En plena operación bikini y con ganas de lucir cuerpazo las clínicas de medicina estética nos ofrecen numerosas opciones, con el fin de mejorar tanto nuestra calidad de vida, como los resultados después de meses de cuidados, ejercicio y buenos hábitos nutricionales. Sin embargo, los tratamientos reductores o remodeladores no son los únicos que lucir durante la temporada estival, sino que cada vez son más quienes apuestan por esta época del año para potenciar algunas partes de la fisonomía que nos ayudan a sentirnos más seguras.

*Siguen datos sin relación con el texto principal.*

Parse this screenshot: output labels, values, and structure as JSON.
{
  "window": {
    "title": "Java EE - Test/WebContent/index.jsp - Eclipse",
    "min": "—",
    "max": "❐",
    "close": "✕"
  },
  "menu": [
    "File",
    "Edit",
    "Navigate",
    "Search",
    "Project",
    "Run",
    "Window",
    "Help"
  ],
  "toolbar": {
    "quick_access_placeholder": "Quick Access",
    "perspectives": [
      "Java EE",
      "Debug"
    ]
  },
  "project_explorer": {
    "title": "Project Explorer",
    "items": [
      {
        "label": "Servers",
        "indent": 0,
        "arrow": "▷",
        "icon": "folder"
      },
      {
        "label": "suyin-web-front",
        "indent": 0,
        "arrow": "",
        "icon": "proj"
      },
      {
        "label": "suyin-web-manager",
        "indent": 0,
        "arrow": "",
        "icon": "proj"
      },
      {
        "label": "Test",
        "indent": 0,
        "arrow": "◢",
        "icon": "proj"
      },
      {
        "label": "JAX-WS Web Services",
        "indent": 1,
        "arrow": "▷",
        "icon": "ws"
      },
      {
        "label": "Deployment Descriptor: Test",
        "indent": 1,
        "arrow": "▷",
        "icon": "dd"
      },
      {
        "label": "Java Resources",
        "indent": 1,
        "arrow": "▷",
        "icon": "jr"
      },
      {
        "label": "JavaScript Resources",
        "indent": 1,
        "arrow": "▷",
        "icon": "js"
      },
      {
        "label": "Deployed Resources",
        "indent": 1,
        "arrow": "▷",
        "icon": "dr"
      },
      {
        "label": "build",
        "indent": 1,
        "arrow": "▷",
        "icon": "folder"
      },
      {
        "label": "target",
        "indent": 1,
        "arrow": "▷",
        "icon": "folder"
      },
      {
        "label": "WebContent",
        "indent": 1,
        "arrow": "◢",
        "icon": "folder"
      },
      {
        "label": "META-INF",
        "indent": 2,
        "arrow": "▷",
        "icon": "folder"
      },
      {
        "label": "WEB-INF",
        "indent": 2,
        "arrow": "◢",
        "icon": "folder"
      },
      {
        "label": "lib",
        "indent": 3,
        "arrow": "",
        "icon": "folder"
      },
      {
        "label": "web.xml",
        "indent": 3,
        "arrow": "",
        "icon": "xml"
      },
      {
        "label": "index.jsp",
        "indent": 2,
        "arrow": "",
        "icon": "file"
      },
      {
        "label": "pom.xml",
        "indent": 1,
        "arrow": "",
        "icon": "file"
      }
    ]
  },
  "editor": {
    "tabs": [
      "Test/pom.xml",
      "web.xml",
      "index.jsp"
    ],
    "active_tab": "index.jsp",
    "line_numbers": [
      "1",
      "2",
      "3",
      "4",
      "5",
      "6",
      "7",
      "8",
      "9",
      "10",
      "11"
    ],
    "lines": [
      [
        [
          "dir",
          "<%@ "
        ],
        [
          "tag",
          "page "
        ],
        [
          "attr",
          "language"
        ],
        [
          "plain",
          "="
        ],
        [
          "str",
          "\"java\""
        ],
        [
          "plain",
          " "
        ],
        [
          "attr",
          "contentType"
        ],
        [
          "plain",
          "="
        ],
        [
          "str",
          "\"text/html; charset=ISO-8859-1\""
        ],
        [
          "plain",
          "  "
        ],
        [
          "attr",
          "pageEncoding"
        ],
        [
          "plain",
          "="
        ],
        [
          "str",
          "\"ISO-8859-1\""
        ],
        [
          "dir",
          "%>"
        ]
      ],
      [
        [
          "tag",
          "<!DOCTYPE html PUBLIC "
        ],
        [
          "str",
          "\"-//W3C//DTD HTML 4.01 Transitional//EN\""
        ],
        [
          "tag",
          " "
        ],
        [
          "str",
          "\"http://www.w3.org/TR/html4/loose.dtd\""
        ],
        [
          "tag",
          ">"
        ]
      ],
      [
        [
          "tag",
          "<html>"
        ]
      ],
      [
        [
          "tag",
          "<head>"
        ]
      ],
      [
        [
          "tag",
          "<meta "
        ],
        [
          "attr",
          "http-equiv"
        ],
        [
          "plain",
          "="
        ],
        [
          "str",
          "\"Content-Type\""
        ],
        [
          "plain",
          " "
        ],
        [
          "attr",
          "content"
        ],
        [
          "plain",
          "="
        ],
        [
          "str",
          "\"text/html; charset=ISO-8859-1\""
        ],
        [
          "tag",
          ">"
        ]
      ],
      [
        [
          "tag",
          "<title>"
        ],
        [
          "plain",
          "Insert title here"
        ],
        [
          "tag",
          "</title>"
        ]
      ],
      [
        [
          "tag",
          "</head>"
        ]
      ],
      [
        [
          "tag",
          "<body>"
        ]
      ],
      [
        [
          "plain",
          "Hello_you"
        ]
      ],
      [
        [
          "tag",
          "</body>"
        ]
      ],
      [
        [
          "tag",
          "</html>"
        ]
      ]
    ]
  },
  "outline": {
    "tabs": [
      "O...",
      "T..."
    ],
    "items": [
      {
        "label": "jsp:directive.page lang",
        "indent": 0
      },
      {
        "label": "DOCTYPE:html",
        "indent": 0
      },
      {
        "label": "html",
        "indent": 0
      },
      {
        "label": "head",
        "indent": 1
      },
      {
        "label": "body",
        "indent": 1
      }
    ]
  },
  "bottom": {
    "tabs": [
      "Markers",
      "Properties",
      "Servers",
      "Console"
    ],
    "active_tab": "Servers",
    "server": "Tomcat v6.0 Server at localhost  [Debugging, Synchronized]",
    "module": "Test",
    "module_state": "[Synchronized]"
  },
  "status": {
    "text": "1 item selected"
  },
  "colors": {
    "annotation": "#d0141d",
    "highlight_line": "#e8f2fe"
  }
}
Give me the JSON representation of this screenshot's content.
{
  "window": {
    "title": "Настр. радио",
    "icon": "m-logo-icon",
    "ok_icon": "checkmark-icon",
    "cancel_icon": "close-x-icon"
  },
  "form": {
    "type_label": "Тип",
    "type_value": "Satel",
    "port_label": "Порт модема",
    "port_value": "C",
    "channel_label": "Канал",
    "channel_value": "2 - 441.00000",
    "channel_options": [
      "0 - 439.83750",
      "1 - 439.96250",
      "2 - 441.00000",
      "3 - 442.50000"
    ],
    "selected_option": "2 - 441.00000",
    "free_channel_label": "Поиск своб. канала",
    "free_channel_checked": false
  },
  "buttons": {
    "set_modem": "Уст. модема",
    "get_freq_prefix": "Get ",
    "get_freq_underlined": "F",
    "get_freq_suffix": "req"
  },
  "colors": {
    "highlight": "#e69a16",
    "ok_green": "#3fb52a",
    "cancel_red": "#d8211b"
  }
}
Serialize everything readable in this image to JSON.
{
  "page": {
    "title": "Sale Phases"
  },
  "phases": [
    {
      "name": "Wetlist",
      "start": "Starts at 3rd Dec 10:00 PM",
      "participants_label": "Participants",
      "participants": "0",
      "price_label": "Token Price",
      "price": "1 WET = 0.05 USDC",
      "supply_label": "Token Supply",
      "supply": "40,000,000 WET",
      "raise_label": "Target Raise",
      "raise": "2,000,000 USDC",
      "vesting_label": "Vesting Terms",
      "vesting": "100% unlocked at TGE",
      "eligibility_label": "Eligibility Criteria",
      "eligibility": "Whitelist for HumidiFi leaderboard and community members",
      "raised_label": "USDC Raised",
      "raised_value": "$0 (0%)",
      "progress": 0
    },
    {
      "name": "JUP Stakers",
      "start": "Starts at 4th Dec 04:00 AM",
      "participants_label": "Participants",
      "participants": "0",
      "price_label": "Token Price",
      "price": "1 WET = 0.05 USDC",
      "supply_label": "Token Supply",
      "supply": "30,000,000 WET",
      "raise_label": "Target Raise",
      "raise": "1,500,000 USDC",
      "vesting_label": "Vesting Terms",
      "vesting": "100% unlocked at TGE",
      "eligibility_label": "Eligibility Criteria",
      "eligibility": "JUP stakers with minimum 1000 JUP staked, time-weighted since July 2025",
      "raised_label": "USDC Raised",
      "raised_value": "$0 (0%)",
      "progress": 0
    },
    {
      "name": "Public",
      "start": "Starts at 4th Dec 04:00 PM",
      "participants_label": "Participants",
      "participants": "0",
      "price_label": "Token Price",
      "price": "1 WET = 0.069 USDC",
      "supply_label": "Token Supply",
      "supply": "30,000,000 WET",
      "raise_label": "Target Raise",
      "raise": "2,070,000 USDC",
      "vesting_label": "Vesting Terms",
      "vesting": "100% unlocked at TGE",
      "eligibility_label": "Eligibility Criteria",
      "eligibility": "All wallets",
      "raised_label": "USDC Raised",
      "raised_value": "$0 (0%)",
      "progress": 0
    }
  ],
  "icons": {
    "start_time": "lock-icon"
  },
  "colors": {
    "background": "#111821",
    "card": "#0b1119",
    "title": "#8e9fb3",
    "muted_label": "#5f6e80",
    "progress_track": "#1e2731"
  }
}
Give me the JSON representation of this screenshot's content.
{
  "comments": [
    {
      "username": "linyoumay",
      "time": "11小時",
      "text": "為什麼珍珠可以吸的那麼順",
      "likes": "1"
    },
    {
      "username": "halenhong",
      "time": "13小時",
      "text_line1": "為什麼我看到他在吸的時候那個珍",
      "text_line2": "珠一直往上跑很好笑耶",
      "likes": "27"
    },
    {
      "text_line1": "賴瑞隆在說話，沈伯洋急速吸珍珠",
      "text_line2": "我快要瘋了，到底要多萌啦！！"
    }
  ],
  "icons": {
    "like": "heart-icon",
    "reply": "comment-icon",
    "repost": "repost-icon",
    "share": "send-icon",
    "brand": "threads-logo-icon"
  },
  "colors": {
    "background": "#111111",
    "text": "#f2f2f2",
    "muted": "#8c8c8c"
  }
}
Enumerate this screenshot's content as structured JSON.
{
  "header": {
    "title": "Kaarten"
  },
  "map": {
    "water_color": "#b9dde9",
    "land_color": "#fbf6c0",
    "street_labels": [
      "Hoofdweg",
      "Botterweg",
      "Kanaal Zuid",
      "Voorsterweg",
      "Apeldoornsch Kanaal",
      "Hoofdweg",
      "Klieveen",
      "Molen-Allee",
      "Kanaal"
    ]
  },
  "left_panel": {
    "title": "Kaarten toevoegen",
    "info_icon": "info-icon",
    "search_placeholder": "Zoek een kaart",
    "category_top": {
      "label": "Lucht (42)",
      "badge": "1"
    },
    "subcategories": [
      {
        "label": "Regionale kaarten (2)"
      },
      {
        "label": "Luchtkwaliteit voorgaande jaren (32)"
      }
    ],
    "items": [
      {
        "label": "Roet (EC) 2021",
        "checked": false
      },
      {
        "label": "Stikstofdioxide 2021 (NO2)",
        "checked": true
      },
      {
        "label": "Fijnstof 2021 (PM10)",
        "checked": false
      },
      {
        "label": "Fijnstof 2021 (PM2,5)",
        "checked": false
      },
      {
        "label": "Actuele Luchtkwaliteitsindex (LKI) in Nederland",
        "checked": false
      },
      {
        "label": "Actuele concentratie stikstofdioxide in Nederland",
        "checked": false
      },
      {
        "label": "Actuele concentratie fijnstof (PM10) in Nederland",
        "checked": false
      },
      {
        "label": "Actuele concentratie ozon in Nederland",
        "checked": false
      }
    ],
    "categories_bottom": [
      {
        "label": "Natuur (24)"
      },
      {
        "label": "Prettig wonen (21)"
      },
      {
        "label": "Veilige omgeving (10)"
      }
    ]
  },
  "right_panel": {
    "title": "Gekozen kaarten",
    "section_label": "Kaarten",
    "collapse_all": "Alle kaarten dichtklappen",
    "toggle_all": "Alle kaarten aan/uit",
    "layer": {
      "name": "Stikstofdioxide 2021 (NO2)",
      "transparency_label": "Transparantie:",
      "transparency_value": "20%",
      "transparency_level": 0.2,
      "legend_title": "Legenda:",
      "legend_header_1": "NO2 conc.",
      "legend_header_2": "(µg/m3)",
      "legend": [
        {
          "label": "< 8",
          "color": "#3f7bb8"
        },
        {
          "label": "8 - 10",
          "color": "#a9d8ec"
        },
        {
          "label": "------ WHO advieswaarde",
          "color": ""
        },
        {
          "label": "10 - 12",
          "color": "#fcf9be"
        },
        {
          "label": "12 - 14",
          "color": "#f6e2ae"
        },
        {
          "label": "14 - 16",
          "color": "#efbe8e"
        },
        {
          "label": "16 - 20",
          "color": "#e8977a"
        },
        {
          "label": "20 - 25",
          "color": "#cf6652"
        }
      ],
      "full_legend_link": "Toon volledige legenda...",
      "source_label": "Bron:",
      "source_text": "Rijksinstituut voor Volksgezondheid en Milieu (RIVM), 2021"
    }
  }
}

Es fundamental prestar atención a los centros que llevan a cabo tales intervenciones, con el fin de apostar por profesionales y especialistas en cada uno de los tratamientos. ¿Sabes cuáles son los tratamientos en los que más invierten los españoles llegados a este momento del año?

Aumento de labios:

Si queremos lucir unos labios jugosos, pero no estamos dispuestas a apostar por métodos excesivamente invasivos la aplicación de ácido hialurónico en labios es una de las técnicas más recomendadas por los especialistas, ya que no requiere de ningún tipo de cirugía. Asimismo, según se ha comprobado, sus efectos secundarios son prácticamente nulos, de modo que su aplicación es sumamente segura. Es fundamental, que si lo que buscamos es un acabado natural, el profesional respete la forma natural de nuestros labios, con el fin de que nos sintamos cómodas con nuestra imagen y no resulte del todo impactante. Otro de los puntos a favor de su aplicación es que no precisa de ningún tipo de reposo médico, ni incapacita al paciente respecto a su actividad diaria. Además, este tipo de sustancia es biocompatible, aceptada por nuestro organismo y se reabsorbe pasados unos 6 meses desde la realización del tratamiento.

Aumento de pecho:

Los jerséis de cuello alto han llegado a su fin, y con la llegada del verano son muchas las que apuestan por acabar con los complejos y conseguir definitivamente el físico deseado. El pecho es una de las opciones que más suele acomplejar a las mujeres, de modo que una opción para sentirnos más cómodas con nuestro físico es apostar por la cirugía estética mamaria, una intervención que ha ido mejorando con los años y que cuenta con técnicas cada vez menos invasivas y más seguras. La operación de pecho no solo es una opción para quienes quieren aumentar el volumen, sino que la aplicación de prótesis puede contribuir a mejorar la forma de las mamas en caso de asimetría, pérdida de volumen tras el embarazo o hipoplasia. Existen numerosos procedimientos para llevar a cabo esta intervención, una de las pioneras es el Lipofilling, es decir, el aumento de los senos con grasa propia, lo que reduce la posibilidad de que se produzcan las complicaciones que pueden acarrear las prótesis en algunos casos. Por otro lado, la cirugía estética mamaria también plantea numerosas opciones para quienes deseen elevar o reducir el volumen de los senos.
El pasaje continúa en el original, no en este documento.